Pasal 73 draft revisi UU KPK tang diajukan sejumlah Fraksi di DPR dan dimotori oleh PDIP diketahui berbunyi "Undang-Undang ini mulai berlaku pada tanggal diundangkan dan berakhir setelah 12 tahun sejak diundangkan."
Padahal, kata Indriyanto, hal ini berbeda dengan pengertian lembaga ad hoc alias sementara yang dimengerti pihak umum selama ini.
"Pengertian ad hoc itu lembaga trigger selalu terkait the principal danger.
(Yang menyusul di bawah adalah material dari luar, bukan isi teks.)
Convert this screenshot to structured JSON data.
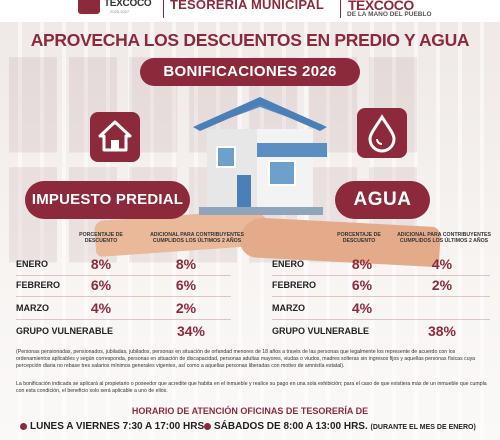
{
  "header": {
    "left_logo_text": "TEXCOCO",
    "left_logo_sub": "2025-2027",
    "tesoreria": "TESORERÍA MUNICIPAL",
    "right_logo_text": "TEXCOCO",
    "right_logo_sub": "DE LA MANO DEL PUEBLO"
  },
  "title": "APROVECHA LOS DESCUENTOS EN PREDIO Y AGUA",
  "subtitle": "BONIFICACIONES 2026",
  "colors": {
    "primary": "#8c2a3c",
    "background": "#f4f0ee"
  },
  "icons": {
    "predial": "house-icon",
    "agua": "water-drop-icon"
  },
  "predial": {
    "label": "IMPUESTO PREDIAL",
    "col1": "PORCENTAJE DE DESCUENTO",
    "col2": "ADICIONAL PARA CONTRIBUYENTES CUMPLIDOS LOS ÚLTIMOS 2 AÑOS",
    "rows": [
      {
        "label": "ENERO",
        "v1": "8%",
        "v2": "8%"
      },
      {
        "label": "FEBRERO",
        "v1": "6%",
        "v2": "6%"
      },
      {
        "label": "MARZO",
        "v1": "4%",
        "v2": "2%"
      }
    ],
    "vulnerable_label": "GRUPO VULNERABLE",
    "vulnerable_value": "34%"
  },
  "agua": {
    "label": "AGUA",
    "col1": "PORCENTAJE DE DESCUENTO",
    "col2": "ADICIONAL PARA CONTRIBUYENTES CUMPLIDOS LOS ÚLTIMOS 2 AÑOS",
    "rows": [
      {
        "label": "ENERO",
        "v1": "8%",
        "v2": "4%"
      },
      {
        "label": "FEBRERO",
        "v1": "6%",
        "v2": "2%"
      },
      {
        "label": "MARZO",
        "v1": "4%",
        "v2": ""
      }
    ],
    "vulnerable_label": "GRUPO VULNERABLE",
    "vulnerable_value": "38%"
  },
  "notes": {
    "note1": "(Personas pensionadas, pensionados, jubiladas, jubilados, personas en situación de orfandad menores de 18 años a través de las personas que legalmente los represente de acuerdo con los ordenamientos aplicables y según corresponda, personas en situación de discapacidad, personas adultas mayores, viudas o viudos, madres solteras sin ingresos fijos y aquellas personas físicas cuya percepción diaria no rebase tres salarios mínimos generales vigentes, así como a aquellas personas liberadas con motivo de amnistía estatal).",
    "note2": "La bonificación indicada se aplicará al propietario o poseedor que acredite que habita en el inmueble y realice su pago en una sola exhibición; para el caso de que existiera más de un inmueble que cumpla con esta condición, el beneficio solo será aplicable a uno de ellos."
  },
  "horario": {
    "title": "HORARIO DE ATENCIÓN OFICINAS DE TESORERÍA DE",
    "weekdays": "LUNES A VIERNES 7:30 A 17:00 HRS",
    "saturdays": "SÁBADOS DE 8:00 A 13:00 HRS.",
    "saturdays_note": "(DURANTE EL MES DE ENERO)"
  }
}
Lembaga ad hoc tidak terikat durasi, tapi bisa dihentikan durasi kalau maksud clear and present danger sudah terjadi," papar dia.
Menurut Indriyanto, ad hoc yang dimaksud untuk KPK adalah dengan maksud, artinya apabila maksud dari didirikannya KPK itu sudah tercapai, baru bisa dibubarkan.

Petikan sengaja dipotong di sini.